AI/MLSaMDIVD (In Vitro Diagnostic)TherapeuticDiagnosticis PCCP AuthorizedThirdpartyExpeditedreview
Intended Use

Indicated for use by health care professionals whenever there is a need for monitoring the physiological parameters of patients. Intended for monitoring, recording and alarming of multiple physiological parameters of adults, pediatrics and neonates in hospital environments. The MP20, MP30, MP40 and MP50 are additionally intended for use in transport situations within hospital environments.

ST Segment monitoring is restricted to adult patients only.

The transcutaneous gas measurement (tcp0 2 / tcpCO2) is restricted to neonatal patients only.

Device Description

The Philips MP20, MP30, MP40, MP50, MP60, MP70, MP80 and MP90 IntelliVue Patient Monitors. The modification is the introduction of Release C.02 software for the IntelliVue patient monitor devices, which enhances the monitor to calculate and display a numeric for the Minimum Alveolar Concentration (MAC).

AI/ML Overview

The provided text describes a 510(k) summary for the Philips IntelliVue Patient Monitors (K052801), focusing on a software update (Release C.02) that enhances the monitor to calculate and display a numeric for the Minimum Alveolar Concentration (MAC).

Based on the provided information, here's an analysis of the acceptance criteria and study details:

1. Table of Acceptance Criteria and Reported Device Performance:

The document states that "Pass/Fail criteria were based on the specifications cleared for the predicate device and test results showed substantial equivalence." However, it does not explicitly list quantitative acceptance criteria or specific performance metrics. It generally states that the device "meets all reliability requirements and performance claims."

Acceptance Criteria (Stated/Implied)Reported Device Performance
Reliability requirements metAchieved
Performance claims metAchieved
Functionality consistent with predicate deviceAchieved
Safety consistent with predicate deviceAchieved
Substantial equivalence to predicate device specificationsAchieved
Ability to calculate and display numeric MACAchieved (new feature)

2. Sample Size Used for the Test Set and Data Provenance:

The document does not provide a specific sample size for the test set used to demonstrate adherence to acceptance criteria. It mentions "Verification, validation, and testing activities," "system level tests, performance tests, and safety testing from hazard analysis."

Data Provenance: Not specified. The document does not indicate the country of origin of the data or whether it was retrospective or prospective.
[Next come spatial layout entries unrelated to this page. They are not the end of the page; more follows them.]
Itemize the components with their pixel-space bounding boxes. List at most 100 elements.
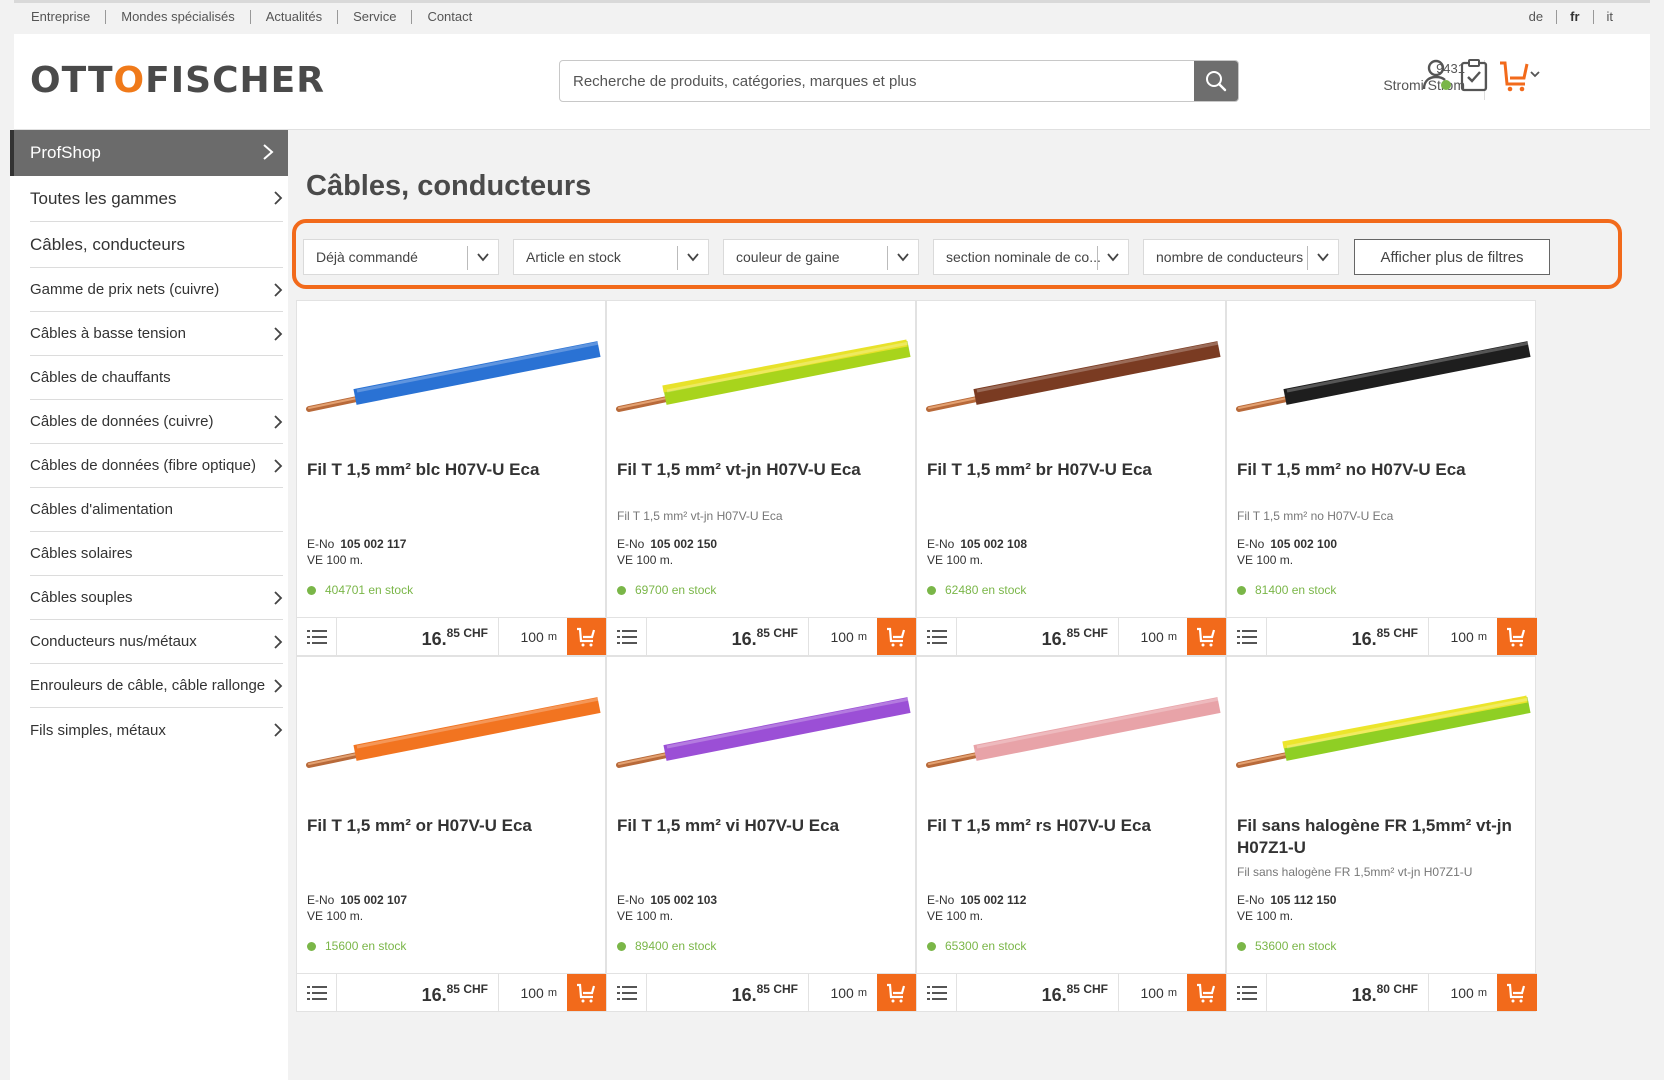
quantity-input[interactable]: 100 m [1429,618,1497,655]
eno-value: 105 002 108 [960,537,1028,551]
product-card[interactable]: Fil T 1,5 mm² or H07V-U Eca E-No 105 002 … [296,656,607,1012]
lang-fr[interactable]: fr [1556,10,1592,24]
add-to-list-button[interactable] [917,974,957,1011]
product-price: 18.80 CHF [1267,974,1429,1011]
filter-article-stock[interactable]: Article en stock [513,239,709,275]
stock-dot-icon [1237,585,1246,595]
product-ve: VE 100 m. [1237,553,1294,567]
sidebar-item-cables-conducteurs[interactable]: Câbles, conducteurs [30,222,283,268]
add-to-cart-button[interactable] [1497,618,1537,655]
sidebar-item-enrouleurs[interactable]: Enrouleurs de câble, câble rallonge [30,664,283,708]
add-to-list-button[interactable] [607,974,647,1011]
sidebar-item-basse-tension[interactable]: Câbles à basse tension [30,312,283,356]
stock-dot-icon [927,585,936,595]
product-title[interactable]: Fil T 1,5 mm² no H07V-U Eca [1237,459,1527,481]
user-button[interactable] [1422,58,1454,97]
cart-button[interactable] [1498,58,1540,97]
search-button[interactable] [1194,61,1238,101]
lang-it[interactable]: it [1592,10,1627,24]
sidebar-item-donnees-fibre[interactable]: Câbles de données (fibre optique) [30,444,283,488]
product-title[interactable]: Fil T 1,5 mm² vi H07V-U Eca [617,815,907,837]
product-card[interactable]: Fil sans halogène FR 1,5mm² vt-jn H07Z1-… [1226,656,1537,1012]
quantity-input[interactable]: 100 m [1119,618,1187,655]
add-to-cart-button[interactable] [877,618,917,655]
list-icon [306,985,327,1000]
sidebar-list: Toutes les gammes Câbles, conducteurs Ga… [30,176,283,752]
topnav-mondes[interactable]: Mondes spécialisés [105,10,249,24]
language-switcher: de fr it [1516,10,1626,24]
add-to-cart-button[interactable] [567,618,607,655]
stock-dot-icon [617,941,626,951]
topnav-service[interactable]: Service [337,10,411,24]
more-filters-button[interactable]: Afficher plus de filtres [1354,239,1550,275]
sidebar-item-label: Toutes les gammes [30,188,177,208]
stock-status: 81400 en stock [1237,583,1336,597]
product-title[interactable]: Fil T 1,5 mm² blc H07V-U Eca [307,459,597,481]
price-integer: 16. [731,985,757,1005]
stock-status: 62480 en stock [927,583,1026,597]
add-to-list-button[interactable] [1227,974,1267,1011]
product-title[interactable]: Fil T 1,5 mm² or H07V-U Eca [307,815,597,837]
quantity-input[interactable]: 100 m [1429,974,1497,1011]
logo[interactable]: OTT O FISCHER [30,60,325,101]
add-to-list-button[interactable] [917,618,957,655]
product-card[interactable]: Fil T 1,5 mm² br H07V-U Eca E-No 105 002 … [916,300,1227,656]
product-title[interactable]: Fil T 1,5 mm² rs H07V-U Eca [927,815,1217,837]
sidebar-item-chauffants[interactable]: Câbles de chauffants [30,356,283,400]
sidebar-item-souples[interactable]: Câbles souples [30,576,283,620]
quantity-input[interactable]: 100 m [809,618,877,655]
product-card[interactable]: Fil T 1,5 mm² vi H07V-U Eca E-No 105 002 … [606,656,917,1012]
lang-de[interactable]: de [1516,10,1556,24]
quantity-value: 100 [1140,984,1164,1001]
price-decimal: 85 [446,626,460,640]
eno-value: 105 002 112 [960,893,1027,907]
filter-deja-commande[interactable]: Déjà commandé [303,239,499,275]
product-title[interactable]: Fil T 1,5 mm² vt-jn H07V-U Eca [617,459,907,481]
sidebar-item-fils-simples[interactable]: Fils simples, métaux [30,708,283,752]
search-input[interactable] [560,61,1194,101]
topnav-entreprise[interactable]: Entreprise [31,10,105,24]
price-integer: 16. [1041,985,1067,1005]
add-to-cart-button[interactable] [1187,974,1227,1011]
add-to-cart-button[interactable] [567,974,607,1011]
add-to-list-button[interactable] [297,618,337,655]
quantity-input[interactable]: 100 m [1119,974,1187,1011]
add-to-cart-button[interactable] [877,974,917,1011]
product-title[interactable]: Fil sans halogène FR 1,5mm² vt-jn H07Z1-… [1237,815,1527,859]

3. Number of Experts Used to Establish Ground Truth for the Test Set and Qualifications:

The document does not mention the use of experts or a ground truth establishment process for the test set. The evaluation seems to rely on internal testing against existing specifications for predicate devices.

4. Adjudication Method for the Test Set:

Not applicable, as no external experts or adjudication process are mentioned. The testing appears to be internal verification and validation against established specifications.

5. Multi-Reader Multi-Case (MRMC) Comparative Effectiveness Study:

No, an MRMC comparative effectiveness study was not conducted or mentioned in this submission. This type of study is typically performed to evaluate the impact of an AI-assisted device on human reader performance, which is not the focus of this 510(k) submission.

6. Standalone (Algorithm Only Without Human-in-the-Loop Performance) Study:

The nature of the device (patient monitor with a software update for MAC calculation) implies that the "performance" is inherently standalone in terms of the algorithm generating the MAC numeric. The testing described focuses on the device's ability to accurately calculate and display this value as per its specifications. However, there isn't a specific section detailing a "standalone study" with explicit metrics in the way one might see for an AI diagnostic algorithm. The verification and validation activities essentially serve as the standalone performance evaluation of the new software functionality.

7. Type of Ground Truth Used:

The ground truth for the testing revolved around the specifications cleared for the predicate device and the accurate calculation of the MAC value based on established physiological principles and measurement inputs. It's not based on external expert consensus, pathology, or outcomes data in the typical sense of a diagnostic device. Instead, it's about the correct implementation of a physiological calculation within the monitor.

8. Sample Size for the Training Set:

Not applicable. This device is a patient monitor with a software update for a specific physiological calculation (MAC). There is no mention of a machine learning or AI algorithm that would require a "training set" in the conventional sense for image analysis or diagnostic prediction. The MAC calculation is based on established physiological formulas.

9. How the Ground Truth for the Training Set Was Established:

Not applicable, as there is no training set mentioned or implied for this device.

§ 870.1025 Arrhythmia detector and alarm (including ST-segment measurement and alarm).

(a)
Identification. The arrhythmia detector and alarm device monitors an electrocardiogram and is designed to produce a visible or audible signal or alarm when atrial or ventricular arrhythmia, such as premature contraction or ventricular fibrillation, occurs.(b)
Classification. Class II (special controls). The guidance document entitled “Class II Special Controls Guidance Document: Arrhythmia Detector and Alarm” will serve as the special control. See § 870.1 for the availability of this guidance document.